2024-11-16T01:33:11.181282094Z 1:M 16 Nov 2024 01:33:11.181 * DB loaded from base file appendonly.aof.7.base.rdb: 0.027 seconds
2024-11-16T01:33:12.567363747Z 1:M 16 Nov 2024 01:33:12.567 * DB loaded from incr file appendonly.aof.7.incr.aof: 1.386 seconds
2024-11-16T01:33:12.567387139Z 1:M 16 Nov 2024 01:33:12.567 * DB loaded from append only file: 1.413 seconds
2024-11-16T01:33:12.567390607Z 1:M 16 Nov 2024 01:33:12.567 * Opening AOF incr file appendonly.aof.7.incr.aof on server start
2024-11-16T01:33:12.567394224Z 1:M 16 Nov 2024 01:33:12.567 * Ready to accept connections
2024-11-16T01:34:12.099062295Z 1:M 16 Nov 2024 01:34:12.098 * 10000 changes in 60 seconds. Saving...

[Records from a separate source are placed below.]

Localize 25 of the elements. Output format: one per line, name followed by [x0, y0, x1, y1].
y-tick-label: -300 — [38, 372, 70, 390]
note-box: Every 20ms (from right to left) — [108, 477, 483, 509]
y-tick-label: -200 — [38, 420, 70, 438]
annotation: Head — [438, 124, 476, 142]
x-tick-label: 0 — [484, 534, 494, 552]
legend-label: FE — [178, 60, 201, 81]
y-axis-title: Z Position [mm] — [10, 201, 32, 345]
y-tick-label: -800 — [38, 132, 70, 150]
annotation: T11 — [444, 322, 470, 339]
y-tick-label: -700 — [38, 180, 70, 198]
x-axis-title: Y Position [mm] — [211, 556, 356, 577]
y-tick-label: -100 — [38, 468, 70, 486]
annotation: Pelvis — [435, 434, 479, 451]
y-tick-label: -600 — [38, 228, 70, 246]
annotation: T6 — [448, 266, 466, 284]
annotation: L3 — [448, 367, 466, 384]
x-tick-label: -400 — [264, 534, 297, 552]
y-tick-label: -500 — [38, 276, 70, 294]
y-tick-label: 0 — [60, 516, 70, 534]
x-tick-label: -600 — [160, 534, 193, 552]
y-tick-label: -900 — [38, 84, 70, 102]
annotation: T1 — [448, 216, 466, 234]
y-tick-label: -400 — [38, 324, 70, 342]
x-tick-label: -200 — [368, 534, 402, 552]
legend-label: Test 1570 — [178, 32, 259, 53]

2024-11-16T01:34:12.099330444Z 1:M 16 Nov 2024 01:34:12.099 * Background saving started by pid 57
2024-11-16T01:34:12.123990362Z 57:C 16 Nov 2024 01:34:12.123 * DB saved on disk
2024-11-16T01:34:12.124270877Z 57:C 16 Nov 2024 01:34:12.124 * Fork CoW for RDB: current 0 MB, peak 0 MB, average 0 MB
2024-11-16T01:34:12.199655561Z 1:M 16 Nov 2024 01:34:12.199 * Background saving terminated with success
It looks like no Redis instances are receiving the correct replication config.
facing similar issues, cc: @drivebyer @shubham-cmyk
I am facing the exact same issue, has anyone found any solution?
@husnialhamdani @sho34215
It's the same issue for me. If Redis replica pods are restarted and IPs changes, Sentinel cannot connect to the old master and doesn't start elect to switch to another one.

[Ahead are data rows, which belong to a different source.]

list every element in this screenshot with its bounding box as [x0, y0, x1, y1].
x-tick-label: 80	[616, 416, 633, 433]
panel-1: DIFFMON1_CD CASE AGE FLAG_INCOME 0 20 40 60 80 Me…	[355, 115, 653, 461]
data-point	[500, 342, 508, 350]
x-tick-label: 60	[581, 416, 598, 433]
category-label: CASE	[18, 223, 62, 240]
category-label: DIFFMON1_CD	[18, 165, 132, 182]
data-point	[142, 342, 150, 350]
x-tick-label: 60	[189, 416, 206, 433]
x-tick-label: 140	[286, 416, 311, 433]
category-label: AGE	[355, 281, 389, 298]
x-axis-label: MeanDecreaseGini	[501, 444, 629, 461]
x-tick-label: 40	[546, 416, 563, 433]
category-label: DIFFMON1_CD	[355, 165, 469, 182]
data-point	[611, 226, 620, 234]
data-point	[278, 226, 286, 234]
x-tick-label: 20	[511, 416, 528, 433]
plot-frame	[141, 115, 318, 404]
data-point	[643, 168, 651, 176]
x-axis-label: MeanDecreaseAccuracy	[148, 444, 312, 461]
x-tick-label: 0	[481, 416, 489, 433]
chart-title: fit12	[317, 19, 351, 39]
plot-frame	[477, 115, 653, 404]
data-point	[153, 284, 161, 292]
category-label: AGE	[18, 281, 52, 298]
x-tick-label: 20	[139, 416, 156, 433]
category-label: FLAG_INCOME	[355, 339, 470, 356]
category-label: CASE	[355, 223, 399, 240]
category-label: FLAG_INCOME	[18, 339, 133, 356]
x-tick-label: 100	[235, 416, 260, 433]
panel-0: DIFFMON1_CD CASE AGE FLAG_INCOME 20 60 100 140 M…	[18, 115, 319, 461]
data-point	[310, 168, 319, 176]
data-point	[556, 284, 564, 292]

I have to manually reconfigure Sentinel and specify a new master by providing the Pod IP. This makes the whole setup unusable in production.
This issue looks similar to this fixed one https://github.com/OT-CONTAINER-KIT/redis-operator/issues/522
EDIT: Forget it, this fix was released in 0.18.0, but I'm on 0.18.1 and experiencing the same problem as others here. I hope an update to the latest version fixes the problem.
Please try 0.21.0
As of version 0.21.0, we are still experiencing this issue.